A lunchtime seminar at the Open University by Dr Theodora Jim from the University of Nottingham, Thursday 21st November 2019.
The talk will begin at 1pm, and a vegetarian & vegan buffet lunch will be available from 12.30pm. If you have any special dietary or other requirements, or any questions about the event, please email the organiser Jessica Hughes (email@example.com).
The seminar will take place on The Open University campus at Walton Hall, in Christodoulou Meeting Room 15. This room is behind the Hub restaurant/café (signs will be posted on the day).
This is a free event but spaces are limited, so please follow the link below to book your place via EventBrite.
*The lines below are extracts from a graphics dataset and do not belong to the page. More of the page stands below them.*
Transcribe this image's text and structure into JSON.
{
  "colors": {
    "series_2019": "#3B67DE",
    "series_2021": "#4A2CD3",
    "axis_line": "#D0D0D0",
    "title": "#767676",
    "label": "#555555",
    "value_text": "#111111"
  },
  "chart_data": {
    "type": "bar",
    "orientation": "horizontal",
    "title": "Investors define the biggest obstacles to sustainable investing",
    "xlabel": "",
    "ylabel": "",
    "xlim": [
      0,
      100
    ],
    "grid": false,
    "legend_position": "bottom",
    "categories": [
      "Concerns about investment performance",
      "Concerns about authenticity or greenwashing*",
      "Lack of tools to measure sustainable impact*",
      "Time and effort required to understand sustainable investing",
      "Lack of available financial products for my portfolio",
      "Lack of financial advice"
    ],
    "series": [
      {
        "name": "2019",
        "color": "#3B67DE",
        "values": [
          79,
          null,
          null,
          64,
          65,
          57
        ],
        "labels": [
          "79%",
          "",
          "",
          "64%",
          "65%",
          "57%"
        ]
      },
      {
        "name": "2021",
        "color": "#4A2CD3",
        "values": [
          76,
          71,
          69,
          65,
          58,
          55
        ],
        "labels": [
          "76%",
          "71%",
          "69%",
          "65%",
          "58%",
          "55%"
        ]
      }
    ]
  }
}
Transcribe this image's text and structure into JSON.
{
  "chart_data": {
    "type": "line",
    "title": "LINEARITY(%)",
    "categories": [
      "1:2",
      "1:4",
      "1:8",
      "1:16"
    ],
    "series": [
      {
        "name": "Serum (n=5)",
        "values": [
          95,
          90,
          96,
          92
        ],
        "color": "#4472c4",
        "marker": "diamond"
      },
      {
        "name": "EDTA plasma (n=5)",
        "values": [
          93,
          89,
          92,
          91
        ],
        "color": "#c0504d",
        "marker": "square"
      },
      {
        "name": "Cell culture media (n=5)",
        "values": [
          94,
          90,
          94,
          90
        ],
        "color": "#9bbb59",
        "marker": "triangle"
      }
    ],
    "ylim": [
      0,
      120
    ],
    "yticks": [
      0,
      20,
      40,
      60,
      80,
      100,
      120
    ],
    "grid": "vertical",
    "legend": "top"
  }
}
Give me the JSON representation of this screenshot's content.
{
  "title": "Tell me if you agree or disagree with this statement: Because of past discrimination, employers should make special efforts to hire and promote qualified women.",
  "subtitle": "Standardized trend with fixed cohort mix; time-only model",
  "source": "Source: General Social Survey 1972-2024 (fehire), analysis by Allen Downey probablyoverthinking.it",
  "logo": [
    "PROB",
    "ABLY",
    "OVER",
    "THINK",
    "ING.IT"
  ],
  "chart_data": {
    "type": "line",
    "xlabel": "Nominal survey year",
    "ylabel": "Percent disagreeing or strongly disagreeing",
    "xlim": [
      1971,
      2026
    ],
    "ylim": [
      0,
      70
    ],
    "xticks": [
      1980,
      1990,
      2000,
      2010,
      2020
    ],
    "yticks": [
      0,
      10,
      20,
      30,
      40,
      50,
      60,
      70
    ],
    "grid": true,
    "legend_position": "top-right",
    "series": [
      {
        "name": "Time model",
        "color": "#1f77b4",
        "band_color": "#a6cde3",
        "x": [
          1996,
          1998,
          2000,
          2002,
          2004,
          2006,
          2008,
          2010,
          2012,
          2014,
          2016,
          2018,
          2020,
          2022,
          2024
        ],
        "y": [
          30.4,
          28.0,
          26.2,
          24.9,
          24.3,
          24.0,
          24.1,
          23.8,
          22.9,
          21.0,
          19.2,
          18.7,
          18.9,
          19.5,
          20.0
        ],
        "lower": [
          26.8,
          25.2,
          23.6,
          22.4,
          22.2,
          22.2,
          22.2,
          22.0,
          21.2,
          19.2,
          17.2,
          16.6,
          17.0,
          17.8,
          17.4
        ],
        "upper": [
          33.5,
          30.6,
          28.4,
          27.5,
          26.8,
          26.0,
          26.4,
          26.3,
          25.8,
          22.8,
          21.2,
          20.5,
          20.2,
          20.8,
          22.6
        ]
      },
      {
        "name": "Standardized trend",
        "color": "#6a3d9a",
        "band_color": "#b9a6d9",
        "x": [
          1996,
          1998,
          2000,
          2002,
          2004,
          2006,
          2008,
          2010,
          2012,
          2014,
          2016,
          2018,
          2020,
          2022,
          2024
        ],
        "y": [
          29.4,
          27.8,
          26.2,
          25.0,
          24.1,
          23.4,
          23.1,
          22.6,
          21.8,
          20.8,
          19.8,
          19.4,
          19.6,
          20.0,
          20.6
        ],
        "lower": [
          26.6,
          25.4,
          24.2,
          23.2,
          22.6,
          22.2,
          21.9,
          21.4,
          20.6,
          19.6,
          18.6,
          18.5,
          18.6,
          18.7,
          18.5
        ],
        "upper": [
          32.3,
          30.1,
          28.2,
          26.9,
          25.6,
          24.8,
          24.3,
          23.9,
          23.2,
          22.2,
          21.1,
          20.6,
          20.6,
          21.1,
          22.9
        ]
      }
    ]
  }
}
Abstract: “All over the Greek world, there were hundreds of cults of gods bearing the epithet Soter (‘saviour’) and Soteira (‘saviouress’). Approached with innumerable prayers, sacrifices and dedications, these ‘saviour’ gods had the power to grant or withdraw an important blessing ― soteria (‘deliverance’, ‘safety’, ‘preservation’), which is arguably one of the most importance favours in the exchange of charis between men and gods. This seminar looks at how the Greeks negotiated soteria from the gods by means of ‘votive’ offerings, the hopes and beliefs they expressed, and the lived religious experience of the Greeks as embodied by these offerings.
What did it mean to the ancient Greeks to be ‘saved’, and how did they experience it? Sought in circumstances ranging from warfare to seafaring, childbirth, healing, farming, earthquakes and so on, soteria in Greek antiquity was about the safety and well-being of communities as much as that of their individual members. Contrary to what we may expect from the Christian eschatological sense of ‘salvation’, it is striking that Greek soteria and saviours gods were almost always concerned with deliverance and well-being in this world rather than the next. Combining close analysis of epigraphic and archaeological evidence, we shall explore the multivalent power of these ‘saviour’ gods and the different values attached to soteria. The evidence challenges us to rethink what we think we know about this Greek concept, and to recognize the importance of ‘salvation’ in this life as much as that in the next.”